Dataset | BGSA | BPSO | BALO | BBA | BSSA | GA | BHHO | BHBO |
11_Tumors | 0.252 | 0.185 | 0.289 | 0.342 | 0.326 | 0.187 | 0.172 | 0.233 |
14_Tumors | 0.488 | 0.445 | 0.409 | 0.511 | 0.470 | 0.363 | 0.458 | 0.532 |
Brain_Tumor1 | 0.115 | 0.170 | 0.060 | 0.037 | 0.170 | 0.225 | 0.024 | 0.115 |
Brain_Tumor2 | 0.119 | 0.371 | 0.105 | 0.037 | 0.302 | 0.335 | 0.194 | 0.357 |
DLBCL | 0.129 | 0.182 | 0.130 | 0.065 | 0.224 | 0.066 | 0.063 | 0.131 |
Leukemia1 | 0.125 | 0.020 | 0.097 | 0.066 | 0.181 | 0.159 | 0.105 | 0.127 |
Leukemia2 | 0.005 | 0.071 | 0.071 | 0.400 | 0.135 | 0.137 | 0.087 | 0.109 |
Prostate_Tumor | 0.148 | 0.110 | 0.146 | 0.098 | 0.185 | 0.030 | 0.003 | 0.171 |
SRBCT | 0.034 | 0.042 | 0.063 | 0.072 | 0.118 | 0.123 | 0.003 | 0.124 |
F_test | 1.029 | 0.991 | 1.470 | 0.619 | 0.497 | 1.659 | 1.022 | |
Mean rank (F_test) | 3 | 6 | 2 | 7 | 8 | 1 | 4 | 5 |
Overall rank | 3 | 6 | 2 | 7 | 8 | 1 | 4 | 5 |
Figure 12 shows the fitness rates for all methods, from which it can be seen that the BHBO achieved a fitness rate of 0.21098289, followed closely by the BSSA with a fitness rate of 0.23441111.

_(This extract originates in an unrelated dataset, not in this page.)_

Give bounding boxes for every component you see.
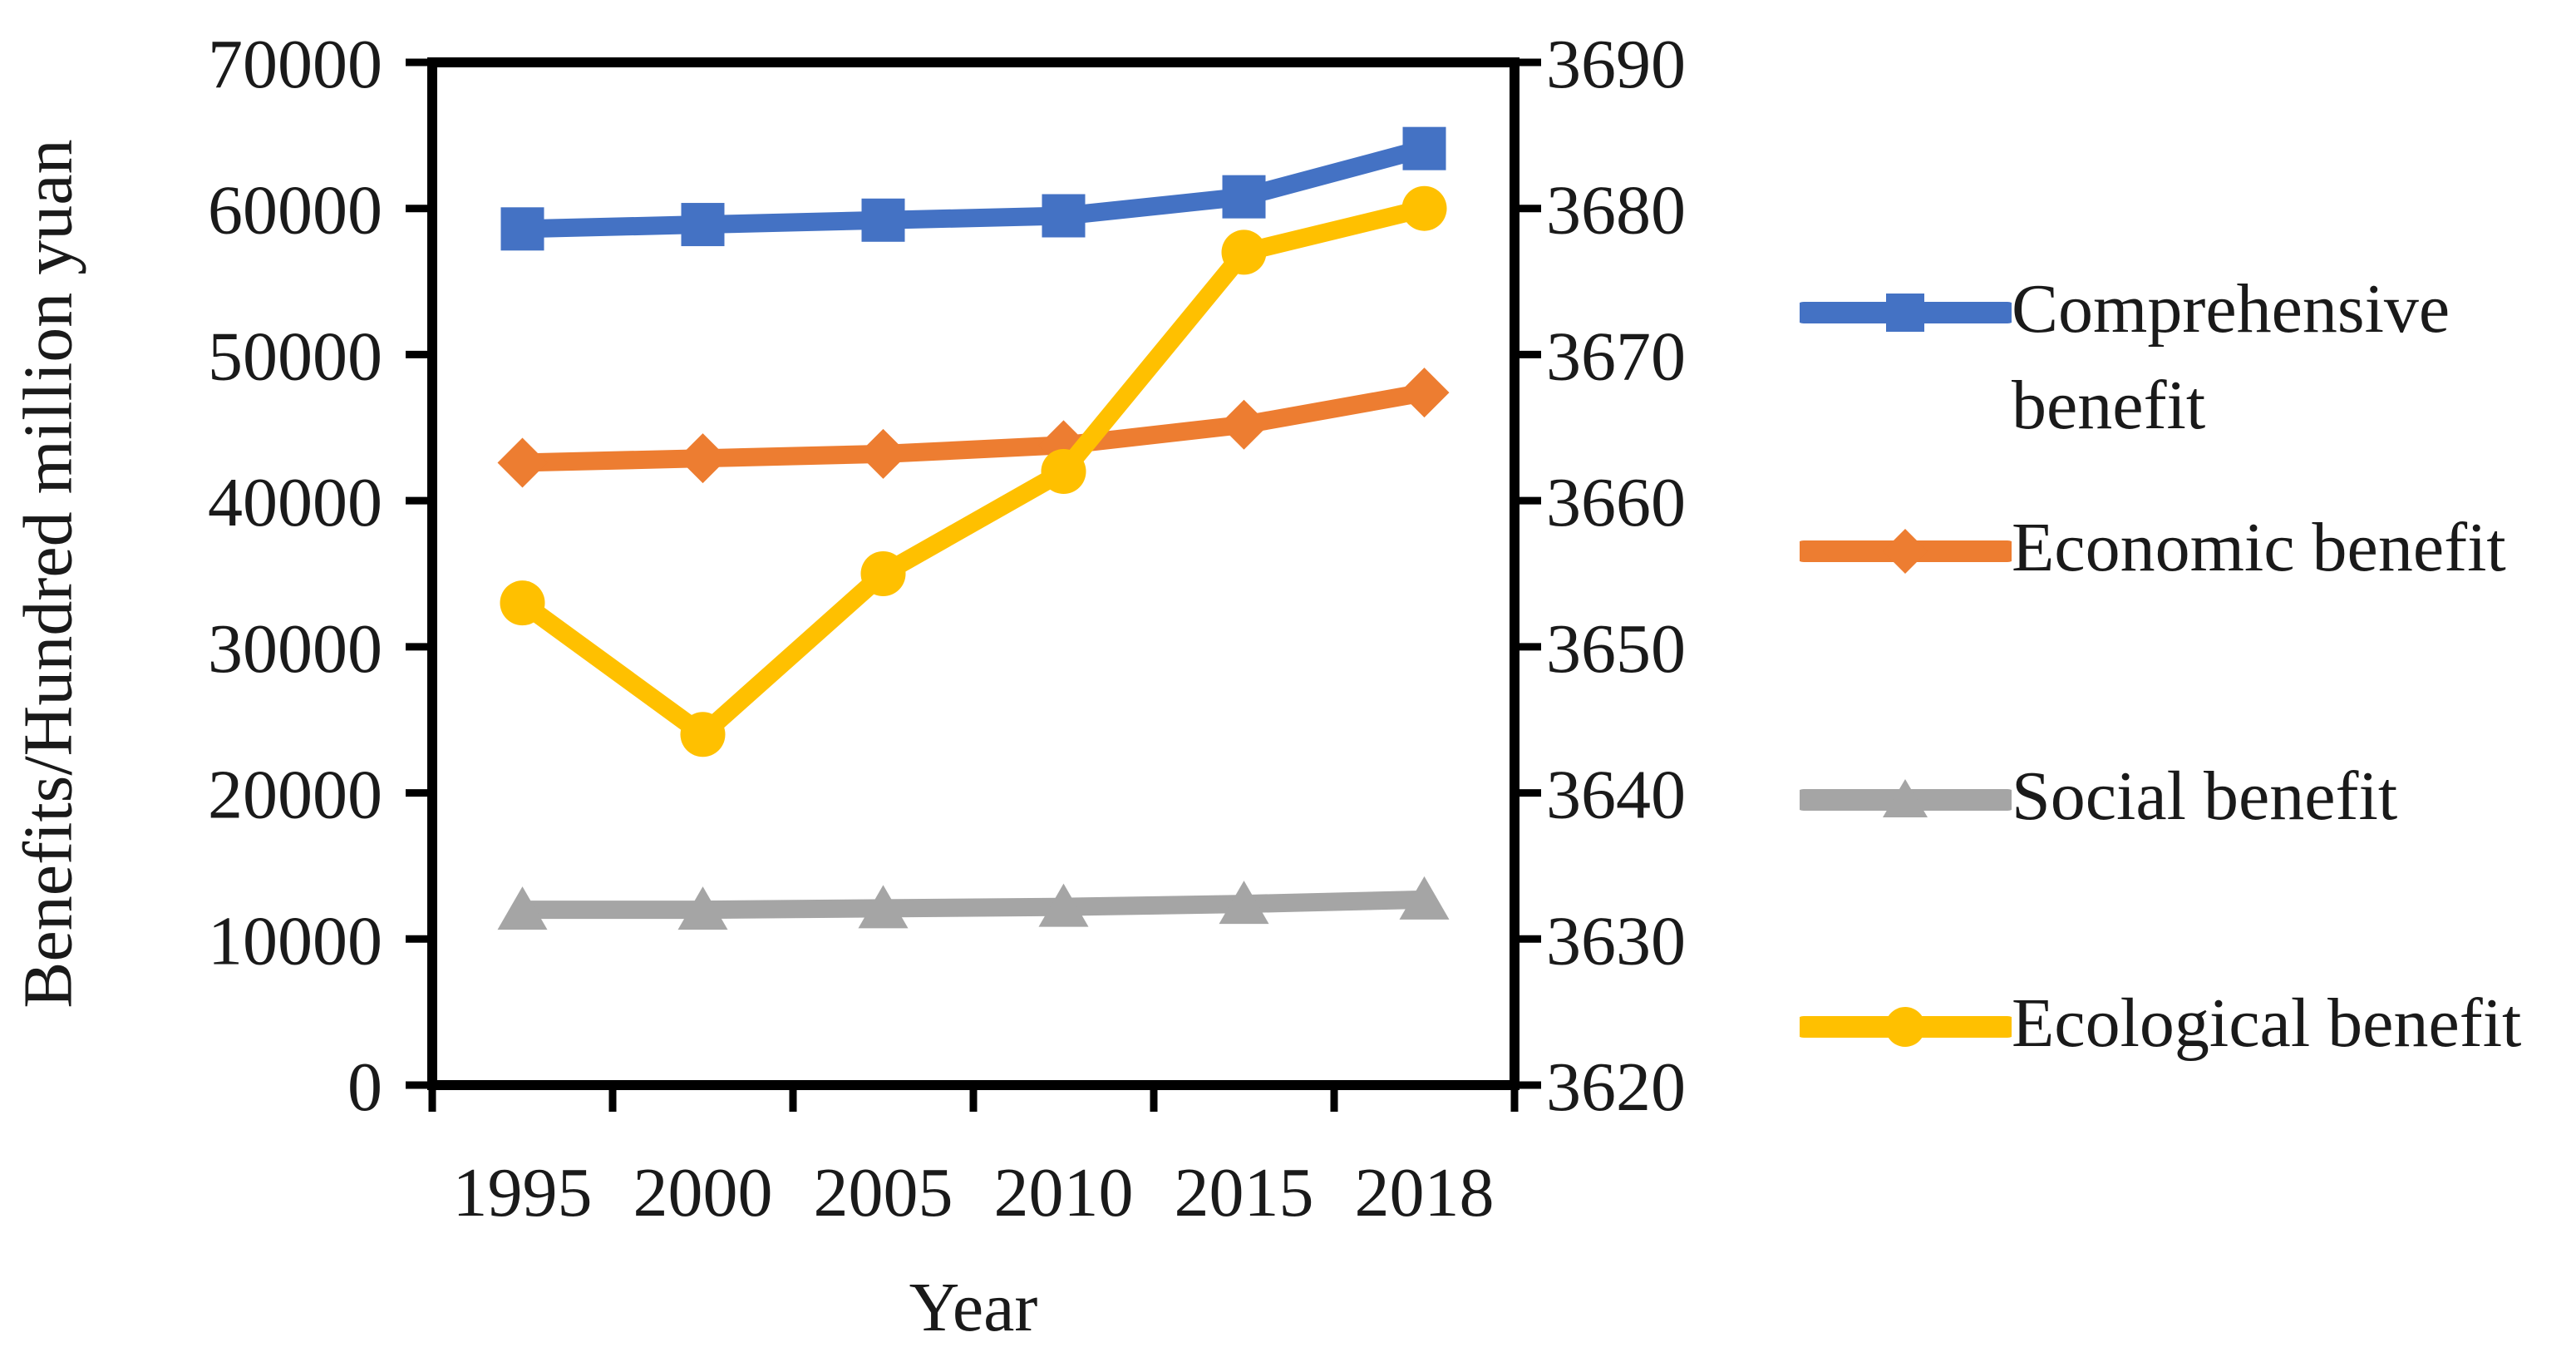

The initial population of the BHBO was randomly generated. In the following steps, the population was changed toward the optimum solution depending on the fitness values. This step was repeated until the termination criterion was reached. The reason for the improvement in the fitness values is because the initial population influences the quality of the last solution and the number of iterations required to reach the optimal solution. The quality of the initial population was improved to discover solutions of superior quality and eliminate duplicates in order to arrive at the best solution.
5.7 Discussion
In this chapter, the efficacy of the BHBO was compared with that of the BGSA, BSSA, GA, BPSO, BBA and BALO methods in terms of accuracy, number of features, and fitness values when applied on nine high-dimensional data sets. The F-test results. The Wilcoxon ranking test for linked samples, and the p-values of the BHBO and the other algorithms were calculated and obtained for the three measures mentioned above.
This chapter presented the results of the proposed wrapper FS model using a KNN classifier and HBO algorithm when it was deployed to select proper features in nine high-dimensional data sets with a small number of samples. The evaluation of this method was performed depending on several criteria: classification accuracy, number of features selected, error rate, precision, recall, F-measure, and convergence speed. All the obtained results showed that the BHBO enhanced the search capability, and that it was better than most of the compared state-of the-art methods for FS problems.
The comparison of the BHBO with the other optimizers showed that it outperformed all the methods in terms of accuracy in two data sets, namely, 11_Tumors and DLBCL. In more detail, the results of the experiments showed that the BHBO method was capable of outperforming six methods in the Brain_Tumor1 data set and three methods in the Brain_Tumor2 data set. It also achieved clear superiority in terms of accuracy as compared to six methods in the leukemia1 data set, also investigated a distinction in accuracy on six methods. In leukemia2, Moreover, the BHBO performed better than the BBA in the 11_Tumors data set, in a data set, Prostate_Tumor, BHBO progressed in three methods. In terms of fitness, the BHBO performed better as compared to the BSSA, BBA, BALO, and BGSA in the case of 11-Tumors; the GA, BSSA and PSO in Brain_Tumor1; the BPSO in Brain_Tumor2; the BSSA and BPSO in DLBCL; the GA and BSSA in Leukemia1; the GA, BSSA and BBA in Leukemia2; and the BSSA in Prostate_Tumor.